Joyce A. O’Shaughnessy, MD: Multidisciplinary tumor boards are very useful in terms of being able to have multiple disciplines in the room reviewing a patient case and discussing management strategies. These days, there are a lot of ways we can communicate. Most of our emails are encrypted, so you can put multiple people on an email. Among our medical oncology team in the cancer center, we have specialized intranets that are secure and very easy to use. Within our EMR, we have the chart messages, of course. You can put multiple people on those chart messages. Most of our physicians are also on those. Many of our collaborators, however, aren’t part of our EMR. In the hospital too, they’re really critical. In the hospital EMR, which is different from our practice EMR, there’s the opportunity to have notes. Of course, we end up talking and texting a lot too. But within the EMR in the hospital, there can be communication among the various disciplines. But ultimately, it’s getting on the phone a lot. Some doctors I work with a lot, so we were on the phone quite a bit. Some patients have 2 cancers or have a very difficult problem, like leptomeningeal disease. There will be multiple physicians. I didn’t mention the neuro-oncologist, which is another area of expertise that’s critical for our patients with recurrent brain metastasis or leptomeningeal disease. Essentially, you’ll put together a comprehensive email and include all the disciplines who are helping that patient. Thankfully, with the technology today, it isn’t difficult when you take the time to do a comprehensive email or get on the phone.

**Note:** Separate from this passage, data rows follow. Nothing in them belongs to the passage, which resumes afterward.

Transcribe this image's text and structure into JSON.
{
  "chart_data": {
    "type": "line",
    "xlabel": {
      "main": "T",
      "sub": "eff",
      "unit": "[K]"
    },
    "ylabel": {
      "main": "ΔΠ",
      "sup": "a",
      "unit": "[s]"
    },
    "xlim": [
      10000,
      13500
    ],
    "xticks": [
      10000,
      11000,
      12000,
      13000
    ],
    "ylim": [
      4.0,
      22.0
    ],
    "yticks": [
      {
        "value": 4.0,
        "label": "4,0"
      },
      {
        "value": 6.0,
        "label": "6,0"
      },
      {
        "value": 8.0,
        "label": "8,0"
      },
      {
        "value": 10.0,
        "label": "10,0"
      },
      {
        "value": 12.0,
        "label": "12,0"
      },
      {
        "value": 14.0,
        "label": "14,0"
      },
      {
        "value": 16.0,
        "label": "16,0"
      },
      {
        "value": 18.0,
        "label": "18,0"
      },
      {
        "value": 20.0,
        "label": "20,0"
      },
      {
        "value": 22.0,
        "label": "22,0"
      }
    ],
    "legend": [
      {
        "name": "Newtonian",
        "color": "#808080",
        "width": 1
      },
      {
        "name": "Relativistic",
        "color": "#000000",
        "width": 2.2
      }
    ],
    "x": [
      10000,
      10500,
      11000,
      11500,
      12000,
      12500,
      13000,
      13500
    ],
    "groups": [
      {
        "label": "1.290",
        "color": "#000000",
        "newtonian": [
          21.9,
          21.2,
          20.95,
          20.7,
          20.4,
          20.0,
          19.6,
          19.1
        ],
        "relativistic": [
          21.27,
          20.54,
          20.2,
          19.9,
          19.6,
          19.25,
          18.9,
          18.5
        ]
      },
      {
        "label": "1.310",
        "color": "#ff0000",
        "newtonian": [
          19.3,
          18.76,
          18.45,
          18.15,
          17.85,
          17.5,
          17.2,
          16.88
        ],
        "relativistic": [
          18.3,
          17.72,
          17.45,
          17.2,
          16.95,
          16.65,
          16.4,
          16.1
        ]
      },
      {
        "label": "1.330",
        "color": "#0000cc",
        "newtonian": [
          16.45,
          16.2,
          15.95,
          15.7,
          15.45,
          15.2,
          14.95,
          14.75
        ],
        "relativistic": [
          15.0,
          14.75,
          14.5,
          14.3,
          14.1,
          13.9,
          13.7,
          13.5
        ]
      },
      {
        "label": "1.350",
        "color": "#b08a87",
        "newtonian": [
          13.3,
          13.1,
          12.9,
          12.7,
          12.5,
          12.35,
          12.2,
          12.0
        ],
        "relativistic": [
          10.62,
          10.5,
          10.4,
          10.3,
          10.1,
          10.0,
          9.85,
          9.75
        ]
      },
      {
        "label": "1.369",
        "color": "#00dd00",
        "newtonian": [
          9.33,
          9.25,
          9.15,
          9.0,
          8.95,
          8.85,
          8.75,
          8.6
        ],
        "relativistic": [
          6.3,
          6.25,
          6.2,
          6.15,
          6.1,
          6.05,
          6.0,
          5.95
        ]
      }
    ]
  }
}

Mark D. Pegram, MD: The best way is to be in the same conference at the same time and have a head-to-head debate. There are often great debates in tumor board conferences. There are lot of gray areas; randomized controlled trial data don’t apply to every patient. There are still lots of gray areas and lots of debates where there are data-free zones, even in 2021, if we don’t have the sophistication of randomized trial data to make an easy decision on the patient. We have to make judgment calls in many cases. This is where the debate and discussion come in. It can get heated, and everyone is passionate about their work and their knowledge base. They want to get their points across in the best way possible to get the best possible outcome. Sometimes, that brings in a lot of debate and discussion. Sometimes it comes down to the point where you may have to give a balanced discussion of a couple of pathways of treatment to the same patient at some juncture, so you can say, “According to the latest science, we’re equipoised between 2 possible treatments. We’ll present them both to you, and you can help make this decision.” Sometimes, patients weigh in on what sounds the most appealing to them. So the patient’s perspective is also critical in this decision-making process.